With the blessing of their bishops, priests participate in the elections and are included in the party voting lists and in the voting lists for majority voting.
According to 5ua, “the most active donors of candidate priests are the following two denominations: Ukrainian Orthodox Church-Moscow Patriarchate and Ukrainian Orthodox Church-Kyivan Patriarchate.” According to the report, the clergymen are ready to consider proposals “from all political forces which do not profess atheism.” As it turned out, the only limitation for candidates in ropes is “not to agitate from the pulpit.” According to the TV channel, the arguments of the two churches are the same: “the mandate will help to purify the politics from the inside and lobby the church interests.”
The head of the Synodal Information and Education Department of the UOC-MP, Heorhii Kovalenko explained that the “power circle is a closed club which settles many questions. I can see sense in these things only to bring the opinion of the church to the local authorities. For there can be no other mechanism.”

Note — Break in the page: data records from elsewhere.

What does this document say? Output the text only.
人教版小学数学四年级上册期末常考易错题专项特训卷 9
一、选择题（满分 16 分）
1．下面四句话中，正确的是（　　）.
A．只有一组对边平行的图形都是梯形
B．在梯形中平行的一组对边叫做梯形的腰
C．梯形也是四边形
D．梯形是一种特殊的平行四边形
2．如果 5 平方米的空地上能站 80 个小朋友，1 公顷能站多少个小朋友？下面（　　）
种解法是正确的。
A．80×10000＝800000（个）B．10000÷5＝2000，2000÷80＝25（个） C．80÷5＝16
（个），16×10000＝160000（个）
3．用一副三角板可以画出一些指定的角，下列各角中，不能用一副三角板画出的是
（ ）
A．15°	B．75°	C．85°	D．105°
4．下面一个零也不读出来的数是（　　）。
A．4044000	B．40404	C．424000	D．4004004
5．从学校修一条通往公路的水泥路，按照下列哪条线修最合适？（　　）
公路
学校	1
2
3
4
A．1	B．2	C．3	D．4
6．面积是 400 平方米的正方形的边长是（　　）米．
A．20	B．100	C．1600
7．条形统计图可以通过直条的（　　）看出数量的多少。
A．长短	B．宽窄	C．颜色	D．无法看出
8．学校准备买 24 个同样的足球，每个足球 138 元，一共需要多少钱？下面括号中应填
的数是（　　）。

The spokesman of the UOC-KP, Bishop Yevstratii (Zoria) stresses that “without the mandate no one wants to even pay attention to the church, they do not allocate land plots on principle or do not permit construction on principle.”
“Priests in Ukraine always enjoy authority and influence public opinion. Very often, especially in rural areas, what the priest says is the ultimate truth,” explained the head of the Committee of Voters of Ukraine, Oleksandr Chernenko.

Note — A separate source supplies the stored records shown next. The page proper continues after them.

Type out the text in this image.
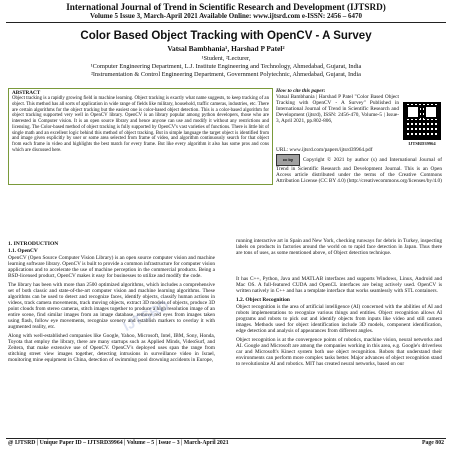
International Journal of Trend in Scientific Research and Development (IJTSRD)
Volume 5 Issue 3, March-April 2021 Available Online: www.ijtsrd.com e-ISSN: 2456 – 6470
Color Based Object Tracking with OpenCV - A Survey
Vatsal Bambhania¹, Harshad P Patel²
¹Student, ²Lecturer,
¹Computer Engineering Department, L.J. Institute Engineering and Technology, Ahmedabad, Gujarat, India
²Instrumentation & Control Engineering Department, Government Polytechnic, Ahmedabad, Gujarat, India
ABSTRACT
Object tracking is a rapidly growing field in machine learning. Object tracking is exactly what name suggests, to keep tracking of an object. This method has all sorts of application in wide range of fields like military, household, traffic cameras, industries, etc. There are certain algorithms for the object tracking but the easiest one is color-based object detection. This is a color-based algorithm for object tracking supported very well in OpenCV library. OpenCV is an library popular among python developers, those who are interested in Computer vision. It is an open source library and hence anyone can use and modify it without any restrictions and licensing. The Color-based method of object tracking is fully supported by OpenCV's vast varieties of functions. There is little bit of single math and an excellent logic behind this method of object tracking. But in simple language the target object is identified from and image given explicitly by user or some area selected from frame of video, and algorithm continuously search for that object from each frame in video and highlights the best match for every frame. But like every algorithm it also has some pros and cons which are discussed here.
How to cite this paper:
Vatsal Bambhania | Harshad P Patel "Color Based Object Tracking with OpenCV - A Survey" Published in International Journal of Trend in Scientific Research and Development (ijtsrd), ISSN: 2456-470, Volume-5 | Issue-3, April 2021, pp.802-806,
IJTSRD39964
URL: www.ijtsrd.com/papers/ijtsrd39964.pdf
cc by Copyright © 2021 by author (s) and International Journal of Trend in Scientific Research and Development Journal. This is an Open Access article distributed under the terms of the Creative Commons Attribution License (CC BY 4.0) (http://creativecommons.org/licenses/by/4.0)
1. INTRODUCTION
1.1. OpenCV

OpenCV (Open Source Computer Vision Library) is an open source computer vision and machine learning software library. OpenCV is built to provide a common infrastructure for computer vision applications and to accelerate the use of machine perception in the commercial products. Being a BSD-licensed product, OpenCV makes it easy for businesses to utilize and modify the code.

The library has been with more than 2500 optimized algorithms, which includes a comprehensive set of both classic and state-of-the-art computer vision and machine learning algorithms. These algorithms can be used to detect and recognize faces, identify objects, classify human actions in videos, track camera movements, track moving objects, extract 3D models of objects, produce 3D point clouds from stereo cameras, stitch images together to produce a high resolution image of an entire scene, find similar images from an image database, remove red eyes from images taken using flash, follow eye movements, recognize scenery and establish markers to overlay it with augmented reality, etc.

Along with well-established companies like Google, Yahoo, Microsoft, Intel, IBM, Sony, Honda, Toyota that employ the library, there are many startups such as Applied Minds, VideoSurf, and Zeitera, that make extensive use of OpenCV. OpenCV's deployed uses span the range from stitching street view images together, detecting intrusions in surveillance video in Israel, monitoring mine equipment in China, detection of swimming pool drowning accidents in Europe,

running interactive art in Spain and New York, checking runways for debris in Turkey, inspecting labels on products in factories around the world on to rapid face detection in Japan. Thus there are tons of uses, as some mentioned above, of Object detection technique.

It has C++, Python, Java and MATLAB interfaces and supports Windows, Linux, Android and Mac OS. A full-featured CUDA and OpenCL interfaces are being actively used. OpenCV is written natively in C++ and has a template interface that works seamlessly with STL containers.

1.2. Object Recognition

Object recognition is the area of artificial intelligence (AI) concerned with the abilities of AI and robots implementations to recognize various things and entities. Object recognition allows AI programs and robots to pick out and identify objects from inputs like video and still camera images. Methods used for object identification include 3D models, component identification, edge detection and analysis of appearances from different angles.

Object recognition is at the convergence points of robotics, machine vision, neural networks and AI. Google and Microsoft are among the companies working in this area, e.g. Google's driverless car and Microsoft's Kinect system both use object recognition. Robots that understand their environments can perform more complex tasks better. Major advances of object recognition stand to revolutionize AI and robotics. MIT has created neural networks, based on our

IJTSRD
@ IJTSRD | Unique Paper ID – IJTSRD39964 | Volume – 5 | Issue – 3 | March-April 2021	Page 802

The synod of the Ukrainian Greek Catholic Catholic Church prohibited its priests to run in any elections. In an interview to Channel 5, the head of the UGCC, Patriarch Lubomyr, said that a parish priest should serve the whole community including adherents of different political forces and “encourage people to honest political service.” According to the patriarch, a priest “cannot assume partial responsibility for what is happening in the community in view of his affiliation to a certain political community.”